Ser ciudadanas y ciudadanos es aprender que no somos más ni menos que nadie. Es protagonizar actos de justicia, de buen trato

Ilustración ciberciudadania

Es ejercer ese doble rol del derecho y del deber. No es simplemente tener un DNI o tener edad para elegir a las personas que nos representan en la vida política. Es participar, opinar, ceder, pedir cuentas, proponer y no esperar a que las iniciativas vengan de afuera o a que no vengan para hacer lo que nos dé la gana. Es aprender a ser importantes para las demás personas y que las demás personas nos importen. Y esa importancia se mide sobre todo en hechos capaces de garantizar, no de negar, el derecho a la vida digna, el buen nombre, la intimidad de las personas y todos los demás derechos que podrían resumirse en uno solo: el derecho a ser personas diferentes e igualmente valiosas.

Hoy la convivencia y la ciudadanía no se viven sólo cara a cara, sino también a la distancia, mediada por múltiples pantallas. Todas ellas, junto con Internet y el ciberespacio, son los nuevos escenarios de la vida hoy. Allí también nos enamoramos, trabajamos, estudiamos, viajamos, compramos, y por supuesto, nos fortalecemos o nos debilitamos como seres humanos. Lo que en estos espacios se hace, no es distinto de lo que se hace fuera de ellos. No son las tecnologías ni las herramientas las que nos dan o nos quitan bienestar. Son las relaciones humanas o inhumanas que establecemos.

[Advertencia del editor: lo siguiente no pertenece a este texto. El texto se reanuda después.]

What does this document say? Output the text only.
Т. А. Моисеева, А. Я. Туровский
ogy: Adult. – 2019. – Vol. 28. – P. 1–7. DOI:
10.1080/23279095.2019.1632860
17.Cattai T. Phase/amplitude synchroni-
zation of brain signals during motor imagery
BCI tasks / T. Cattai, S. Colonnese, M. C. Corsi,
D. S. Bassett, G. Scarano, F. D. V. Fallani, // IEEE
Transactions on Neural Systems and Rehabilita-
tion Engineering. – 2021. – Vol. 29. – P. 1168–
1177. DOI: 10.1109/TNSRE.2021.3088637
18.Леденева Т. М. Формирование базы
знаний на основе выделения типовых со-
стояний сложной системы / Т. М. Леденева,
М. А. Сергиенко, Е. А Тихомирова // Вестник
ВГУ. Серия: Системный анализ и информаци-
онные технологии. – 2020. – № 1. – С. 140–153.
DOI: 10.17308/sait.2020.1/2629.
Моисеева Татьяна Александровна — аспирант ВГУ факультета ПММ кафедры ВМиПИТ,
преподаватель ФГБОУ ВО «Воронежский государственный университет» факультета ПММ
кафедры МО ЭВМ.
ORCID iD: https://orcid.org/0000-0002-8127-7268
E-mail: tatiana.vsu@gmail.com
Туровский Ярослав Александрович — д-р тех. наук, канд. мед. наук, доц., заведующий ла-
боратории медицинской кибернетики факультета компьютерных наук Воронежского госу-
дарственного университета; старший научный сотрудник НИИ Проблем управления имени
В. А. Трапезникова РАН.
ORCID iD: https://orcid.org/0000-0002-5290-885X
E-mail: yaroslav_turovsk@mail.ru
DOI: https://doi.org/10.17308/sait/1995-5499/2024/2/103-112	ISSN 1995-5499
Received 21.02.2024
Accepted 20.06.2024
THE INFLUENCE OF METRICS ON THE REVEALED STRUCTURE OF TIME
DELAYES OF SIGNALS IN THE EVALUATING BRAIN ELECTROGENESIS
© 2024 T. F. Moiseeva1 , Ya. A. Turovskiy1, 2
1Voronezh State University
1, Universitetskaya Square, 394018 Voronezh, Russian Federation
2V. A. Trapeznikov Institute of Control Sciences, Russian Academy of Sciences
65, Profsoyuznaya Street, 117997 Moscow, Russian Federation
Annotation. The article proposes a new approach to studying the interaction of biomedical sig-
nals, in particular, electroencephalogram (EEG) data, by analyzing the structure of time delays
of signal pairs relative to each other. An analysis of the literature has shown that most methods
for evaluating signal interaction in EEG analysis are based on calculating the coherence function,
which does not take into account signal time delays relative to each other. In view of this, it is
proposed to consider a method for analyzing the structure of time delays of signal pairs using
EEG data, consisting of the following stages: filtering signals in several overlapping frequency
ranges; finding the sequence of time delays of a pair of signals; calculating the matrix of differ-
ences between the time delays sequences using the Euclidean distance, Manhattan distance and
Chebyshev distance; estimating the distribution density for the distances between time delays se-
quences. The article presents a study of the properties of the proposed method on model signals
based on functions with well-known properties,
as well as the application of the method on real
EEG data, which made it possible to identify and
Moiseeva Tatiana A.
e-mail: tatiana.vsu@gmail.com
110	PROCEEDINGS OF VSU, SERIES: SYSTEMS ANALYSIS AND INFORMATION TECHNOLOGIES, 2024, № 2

Es probable, y además deseable, que de la misma manera, lo que ya existe adentro se contagie afuera del ciberespacio. Si así fuera, aprenderíamos a tumbar fronteras, a acercarnos a gente distinta y distante, a construir más poderes sin centro, a tener más facilidades para expresar la opinión propia, no sólo para escuchar la ajena. Democratizaríamos un poco más la democracia.